Re: [ovs-dev] [RFC v2 PATCH 4/5] dpif-netdev: Skip encap action during datapath execution

2020-05-28 Thread Sriharsha Basavapatna via dev
On Tue, May 26, 2020 at 7:12 PM Eli Britstein  wrote:
>
>
> On 5/18/2020 10:27 PM, Sriharsha Basavapatna wrote:
> > In this patch we check if action processing (apart from OUTPUT action),
> > should be skipped for a given dp_netdev_flow.
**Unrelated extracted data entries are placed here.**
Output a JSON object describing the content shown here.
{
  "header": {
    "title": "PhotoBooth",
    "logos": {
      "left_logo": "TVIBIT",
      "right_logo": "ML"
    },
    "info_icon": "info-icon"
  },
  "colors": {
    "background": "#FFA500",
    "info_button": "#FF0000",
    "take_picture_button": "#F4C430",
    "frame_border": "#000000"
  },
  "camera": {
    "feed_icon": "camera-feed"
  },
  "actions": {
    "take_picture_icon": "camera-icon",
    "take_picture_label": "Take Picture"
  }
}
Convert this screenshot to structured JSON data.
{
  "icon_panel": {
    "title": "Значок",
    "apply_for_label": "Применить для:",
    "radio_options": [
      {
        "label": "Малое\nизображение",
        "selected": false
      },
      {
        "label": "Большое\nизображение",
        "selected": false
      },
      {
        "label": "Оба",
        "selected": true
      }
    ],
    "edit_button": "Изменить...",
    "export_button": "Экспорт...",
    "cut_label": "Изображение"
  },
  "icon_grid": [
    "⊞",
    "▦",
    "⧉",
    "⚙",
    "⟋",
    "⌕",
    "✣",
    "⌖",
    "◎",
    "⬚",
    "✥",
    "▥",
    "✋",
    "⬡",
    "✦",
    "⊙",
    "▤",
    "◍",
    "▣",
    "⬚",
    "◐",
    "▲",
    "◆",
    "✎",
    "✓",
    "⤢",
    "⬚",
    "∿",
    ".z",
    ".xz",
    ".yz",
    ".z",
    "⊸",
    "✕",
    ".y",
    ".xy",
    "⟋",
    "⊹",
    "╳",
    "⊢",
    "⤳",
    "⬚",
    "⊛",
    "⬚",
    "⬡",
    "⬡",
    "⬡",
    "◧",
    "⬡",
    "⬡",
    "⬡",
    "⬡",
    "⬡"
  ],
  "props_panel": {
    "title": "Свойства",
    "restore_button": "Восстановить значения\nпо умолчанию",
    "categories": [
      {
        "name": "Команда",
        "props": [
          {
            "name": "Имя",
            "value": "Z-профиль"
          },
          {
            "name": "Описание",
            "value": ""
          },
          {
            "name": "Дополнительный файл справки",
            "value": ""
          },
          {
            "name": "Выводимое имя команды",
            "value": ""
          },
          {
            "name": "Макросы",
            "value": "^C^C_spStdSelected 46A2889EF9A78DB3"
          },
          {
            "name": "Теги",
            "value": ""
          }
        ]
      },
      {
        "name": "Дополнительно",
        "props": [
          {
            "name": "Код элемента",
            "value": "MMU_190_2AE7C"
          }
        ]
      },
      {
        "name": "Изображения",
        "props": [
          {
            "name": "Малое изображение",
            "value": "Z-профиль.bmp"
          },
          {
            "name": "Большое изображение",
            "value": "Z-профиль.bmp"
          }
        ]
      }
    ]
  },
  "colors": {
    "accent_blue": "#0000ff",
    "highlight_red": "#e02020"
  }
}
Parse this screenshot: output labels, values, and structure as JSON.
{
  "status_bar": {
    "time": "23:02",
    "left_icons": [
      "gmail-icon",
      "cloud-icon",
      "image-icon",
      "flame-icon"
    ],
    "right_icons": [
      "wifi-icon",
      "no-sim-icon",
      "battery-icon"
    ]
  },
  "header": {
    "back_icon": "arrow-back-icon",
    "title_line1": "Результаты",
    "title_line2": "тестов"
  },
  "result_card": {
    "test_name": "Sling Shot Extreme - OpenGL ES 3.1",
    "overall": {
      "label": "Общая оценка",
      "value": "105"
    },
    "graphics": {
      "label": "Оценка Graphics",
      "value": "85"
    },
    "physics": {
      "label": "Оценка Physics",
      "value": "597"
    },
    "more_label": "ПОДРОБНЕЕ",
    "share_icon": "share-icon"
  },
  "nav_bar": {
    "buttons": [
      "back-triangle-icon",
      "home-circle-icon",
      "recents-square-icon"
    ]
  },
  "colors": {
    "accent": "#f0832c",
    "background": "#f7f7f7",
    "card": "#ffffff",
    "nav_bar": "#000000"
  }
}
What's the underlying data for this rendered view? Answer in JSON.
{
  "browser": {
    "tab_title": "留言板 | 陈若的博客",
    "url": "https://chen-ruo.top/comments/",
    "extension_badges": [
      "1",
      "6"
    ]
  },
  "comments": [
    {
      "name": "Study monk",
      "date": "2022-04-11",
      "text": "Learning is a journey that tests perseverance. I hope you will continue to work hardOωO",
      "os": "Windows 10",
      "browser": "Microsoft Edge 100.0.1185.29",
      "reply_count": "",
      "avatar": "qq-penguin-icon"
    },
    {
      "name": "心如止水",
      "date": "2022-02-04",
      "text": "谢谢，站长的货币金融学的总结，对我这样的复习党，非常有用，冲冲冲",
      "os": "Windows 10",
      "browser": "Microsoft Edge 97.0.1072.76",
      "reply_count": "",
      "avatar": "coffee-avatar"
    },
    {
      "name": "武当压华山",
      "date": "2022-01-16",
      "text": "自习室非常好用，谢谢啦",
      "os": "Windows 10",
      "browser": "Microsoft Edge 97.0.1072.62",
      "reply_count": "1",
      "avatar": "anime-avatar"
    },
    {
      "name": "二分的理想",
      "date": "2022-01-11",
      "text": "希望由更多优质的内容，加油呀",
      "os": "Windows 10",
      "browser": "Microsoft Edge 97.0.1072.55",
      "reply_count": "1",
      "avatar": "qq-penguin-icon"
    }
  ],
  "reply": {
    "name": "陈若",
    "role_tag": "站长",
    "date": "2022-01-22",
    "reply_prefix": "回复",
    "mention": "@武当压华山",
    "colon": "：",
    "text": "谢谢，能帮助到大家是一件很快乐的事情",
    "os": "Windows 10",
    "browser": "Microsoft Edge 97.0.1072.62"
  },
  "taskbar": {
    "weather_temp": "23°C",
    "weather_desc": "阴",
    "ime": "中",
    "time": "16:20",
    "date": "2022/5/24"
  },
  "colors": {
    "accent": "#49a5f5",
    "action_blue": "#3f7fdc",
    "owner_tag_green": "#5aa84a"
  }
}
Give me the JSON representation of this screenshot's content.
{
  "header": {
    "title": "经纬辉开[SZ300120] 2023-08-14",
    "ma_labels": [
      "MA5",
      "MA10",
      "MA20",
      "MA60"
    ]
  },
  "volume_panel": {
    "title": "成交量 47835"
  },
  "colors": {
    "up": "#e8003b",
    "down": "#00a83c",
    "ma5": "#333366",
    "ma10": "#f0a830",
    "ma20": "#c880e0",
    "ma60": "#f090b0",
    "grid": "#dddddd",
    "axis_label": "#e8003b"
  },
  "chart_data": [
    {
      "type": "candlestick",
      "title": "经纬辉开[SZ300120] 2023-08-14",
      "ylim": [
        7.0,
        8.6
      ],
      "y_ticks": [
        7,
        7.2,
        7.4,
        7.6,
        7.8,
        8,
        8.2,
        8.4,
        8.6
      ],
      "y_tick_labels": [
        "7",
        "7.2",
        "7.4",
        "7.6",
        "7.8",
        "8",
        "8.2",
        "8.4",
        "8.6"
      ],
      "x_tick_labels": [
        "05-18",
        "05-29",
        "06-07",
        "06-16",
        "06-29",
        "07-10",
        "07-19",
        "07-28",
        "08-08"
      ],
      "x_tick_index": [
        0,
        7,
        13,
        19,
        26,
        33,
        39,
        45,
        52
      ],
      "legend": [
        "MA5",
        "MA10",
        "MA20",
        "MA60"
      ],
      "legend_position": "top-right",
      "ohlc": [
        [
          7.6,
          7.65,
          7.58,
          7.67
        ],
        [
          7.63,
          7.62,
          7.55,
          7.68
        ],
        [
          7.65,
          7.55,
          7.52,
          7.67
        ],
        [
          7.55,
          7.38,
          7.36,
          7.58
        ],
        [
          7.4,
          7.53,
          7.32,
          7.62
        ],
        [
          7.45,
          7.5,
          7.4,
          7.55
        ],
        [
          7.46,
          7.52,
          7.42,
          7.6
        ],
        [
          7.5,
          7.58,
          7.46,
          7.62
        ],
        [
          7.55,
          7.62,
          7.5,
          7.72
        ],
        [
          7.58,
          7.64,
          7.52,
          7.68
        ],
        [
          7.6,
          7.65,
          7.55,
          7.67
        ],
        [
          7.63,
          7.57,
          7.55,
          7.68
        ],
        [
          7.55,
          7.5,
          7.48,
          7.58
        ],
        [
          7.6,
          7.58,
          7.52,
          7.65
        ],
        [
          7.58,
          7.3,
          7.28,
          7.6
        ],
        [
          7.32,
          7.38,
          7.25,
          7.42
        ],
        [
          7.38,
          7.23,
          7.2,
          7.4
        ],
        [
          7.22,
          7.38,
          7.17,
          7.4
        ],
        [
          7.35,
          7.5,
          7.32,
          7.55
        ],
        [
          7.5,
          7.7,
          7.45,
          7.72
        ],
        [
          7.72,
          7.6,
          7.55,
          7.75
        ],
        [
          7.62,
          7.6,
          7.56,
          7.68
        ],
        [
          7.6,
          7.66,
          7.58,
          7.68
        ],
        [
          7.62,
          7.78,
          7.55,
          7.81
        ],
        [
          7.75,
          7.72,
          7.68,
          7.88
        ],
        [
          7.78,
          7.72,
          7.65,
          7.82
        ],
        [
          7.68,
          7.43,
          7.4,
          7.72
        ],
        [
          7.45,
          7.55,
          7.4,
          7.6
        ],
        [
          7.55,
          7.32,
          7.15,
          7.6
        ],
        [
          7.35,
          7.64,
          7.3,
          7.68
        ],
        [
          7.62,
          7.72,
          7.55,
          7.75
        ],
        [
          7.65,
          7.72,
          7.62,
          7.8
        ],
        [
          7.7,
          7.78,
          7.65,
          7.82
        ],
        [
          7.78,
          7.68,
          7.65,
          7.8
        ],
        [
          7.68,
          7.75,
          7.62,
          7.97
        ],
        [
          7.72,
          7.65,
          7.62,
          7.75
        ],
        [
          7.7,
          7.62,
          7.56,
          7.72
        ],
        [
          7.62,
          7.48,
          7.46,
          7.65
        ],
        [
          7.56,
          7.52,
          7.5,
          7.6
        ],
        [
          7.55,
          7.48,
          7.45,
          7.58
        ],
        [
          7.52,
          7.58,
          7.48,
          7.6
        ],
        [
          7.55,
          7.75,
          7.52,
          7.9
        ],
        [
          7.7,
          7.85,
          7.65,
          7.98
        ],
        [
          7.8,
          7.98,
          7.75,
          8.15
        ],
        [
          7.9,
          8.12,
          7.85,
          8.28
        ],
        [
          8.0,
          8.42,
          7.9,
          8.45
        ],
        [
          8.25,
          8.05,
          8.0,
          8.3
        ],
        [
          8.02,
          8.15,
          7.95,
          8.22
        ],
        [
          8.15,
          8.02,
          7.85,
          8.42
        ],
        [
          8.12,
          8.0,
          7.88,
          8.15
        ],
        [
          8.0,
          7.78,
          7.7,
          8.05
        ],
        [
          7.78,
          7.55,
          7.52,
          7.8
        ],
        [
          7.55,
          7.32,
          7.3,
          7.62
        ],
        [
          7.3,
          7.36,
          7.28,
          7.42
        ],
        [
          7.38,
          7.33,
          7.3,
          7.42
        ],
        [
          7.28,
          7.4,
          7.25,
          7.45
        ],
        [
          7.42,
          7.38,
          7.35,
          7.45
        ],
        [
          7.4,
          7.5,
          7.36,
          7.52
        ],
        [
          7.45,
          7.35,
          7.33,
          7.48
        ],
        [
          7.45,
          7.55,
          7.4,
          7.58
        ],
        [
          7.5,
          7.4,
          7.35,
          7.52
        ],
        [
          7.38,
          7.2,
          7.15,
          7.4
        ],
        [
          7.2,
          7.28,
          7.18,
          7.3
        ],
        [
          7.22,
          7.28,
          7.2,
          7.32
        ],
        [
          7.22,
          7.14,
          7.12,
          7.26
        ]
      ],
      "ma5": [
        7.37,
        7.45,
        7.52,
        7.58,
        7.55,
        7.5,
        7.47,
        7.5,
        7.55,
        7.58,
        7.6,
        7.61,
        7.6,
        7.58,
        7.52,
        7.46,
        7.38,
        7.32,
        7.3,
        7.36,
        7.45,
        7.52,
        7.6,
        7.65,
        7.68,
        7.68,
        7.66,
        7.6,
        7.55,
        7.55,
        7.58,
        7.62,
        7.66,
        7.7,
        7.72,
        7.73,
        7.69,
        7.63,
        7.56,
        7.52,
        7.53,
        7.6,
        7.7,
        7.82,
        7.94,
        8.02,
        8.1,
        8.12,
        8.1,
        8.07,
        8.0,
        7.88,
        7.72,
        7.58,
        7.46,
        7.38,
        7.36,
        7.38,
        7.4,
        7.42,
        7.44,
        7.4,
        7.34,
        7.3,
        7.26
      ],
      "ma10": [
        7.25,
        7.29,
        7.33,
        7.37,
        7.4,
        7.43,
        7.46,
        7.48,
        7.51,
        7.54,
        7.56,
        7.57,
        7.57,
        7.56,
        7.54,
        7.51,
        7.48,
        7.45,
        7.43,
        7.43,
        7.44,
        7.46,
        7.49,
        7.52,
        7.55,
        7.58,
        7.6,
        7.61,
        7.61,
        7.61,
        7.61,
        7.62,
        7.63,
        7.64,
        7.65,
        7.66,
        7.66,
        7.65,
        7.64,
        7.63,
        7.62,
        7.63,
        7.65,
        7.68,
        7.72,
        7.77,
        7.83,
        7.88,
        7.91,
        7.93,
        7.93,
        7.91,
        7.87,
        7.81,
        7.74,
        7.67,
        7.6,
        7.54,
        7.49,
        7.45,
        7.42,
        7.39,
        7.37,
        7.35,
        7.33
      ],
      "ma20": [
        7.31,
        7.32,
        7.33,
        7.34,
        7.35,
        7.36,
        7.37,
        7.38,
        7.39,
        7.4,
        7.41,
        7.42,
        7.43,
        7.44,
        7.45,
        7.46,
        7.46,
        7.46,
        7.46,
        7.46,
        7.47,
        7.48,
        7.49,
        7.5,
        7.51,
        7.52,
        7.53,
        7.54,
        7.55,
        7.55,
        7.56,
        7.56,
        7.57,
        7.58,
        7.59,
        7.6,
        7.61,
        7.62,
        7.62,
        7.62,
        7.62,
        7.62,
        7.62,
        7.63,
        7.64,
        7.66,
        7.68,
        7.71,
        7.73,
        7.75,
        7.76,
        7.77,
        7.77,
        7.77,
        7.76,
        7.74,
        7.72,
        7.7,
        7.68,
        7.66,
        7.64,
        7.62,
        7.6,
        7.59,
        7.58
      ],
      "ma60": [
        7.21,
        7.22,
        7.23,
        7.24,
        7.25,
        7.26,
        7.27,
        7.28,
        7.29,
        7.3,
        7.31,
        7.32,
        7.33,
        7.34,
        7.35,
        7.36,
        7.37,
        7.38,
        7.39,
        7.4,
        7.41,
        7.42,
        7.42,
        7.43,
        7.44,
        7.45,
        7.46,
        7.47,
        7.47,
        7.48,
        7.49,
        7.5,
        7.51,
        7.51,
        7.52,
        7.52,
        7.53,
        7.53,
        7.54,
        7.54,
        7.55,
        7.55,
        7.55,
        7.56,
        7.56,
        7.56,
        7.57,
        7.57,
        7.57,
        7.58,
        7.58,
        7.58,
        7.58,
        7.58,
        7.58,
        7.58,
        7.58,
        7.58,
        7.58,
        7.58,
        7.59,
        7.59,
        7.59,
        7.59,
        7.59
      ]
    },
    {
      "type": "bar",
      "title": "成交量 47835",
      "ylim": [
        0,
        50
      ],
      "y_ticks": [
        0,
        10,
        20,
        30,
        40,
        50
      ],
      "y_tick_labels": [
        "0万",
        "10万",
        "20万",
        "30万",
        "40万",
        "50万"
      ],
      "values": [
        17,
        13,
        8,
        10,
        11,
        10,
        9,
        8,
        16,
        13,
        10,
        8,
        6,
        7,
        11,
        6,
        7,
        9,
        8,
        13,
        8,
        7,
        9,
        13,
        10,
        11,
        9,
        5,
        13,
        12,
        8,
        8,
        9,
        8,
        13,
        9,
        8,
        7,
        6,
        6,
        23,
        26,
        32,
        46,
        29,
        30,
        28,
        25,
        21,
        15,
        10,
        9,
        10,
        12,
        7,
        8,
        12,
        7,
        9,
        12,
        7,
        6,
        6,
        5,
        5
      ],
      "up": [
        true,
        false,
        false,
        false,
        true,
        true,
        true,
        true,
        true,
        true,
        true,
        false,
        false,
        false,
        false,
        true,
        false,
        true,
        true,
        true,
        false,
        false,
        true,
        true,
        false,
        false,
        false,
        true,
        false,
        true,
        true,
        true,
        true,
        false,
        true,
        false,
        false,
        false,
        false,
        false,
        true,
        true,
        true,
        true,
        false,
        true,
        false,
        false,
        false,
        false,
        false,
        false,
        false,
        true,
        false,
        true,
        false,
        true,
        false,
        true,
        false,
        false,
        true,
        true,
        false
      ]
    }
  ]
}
Specifically, we check if
> > the action is TNL_PUSH and if it has been offloaded to HW, then we do not
> > push the tunnel header in SW. The datapath only executes the OUTPUT action.
> > The packet will be encapsulated in HW during transmit.
> This commit should be before the actual offloading. currently, the
> version after the offload and before this skip does not work.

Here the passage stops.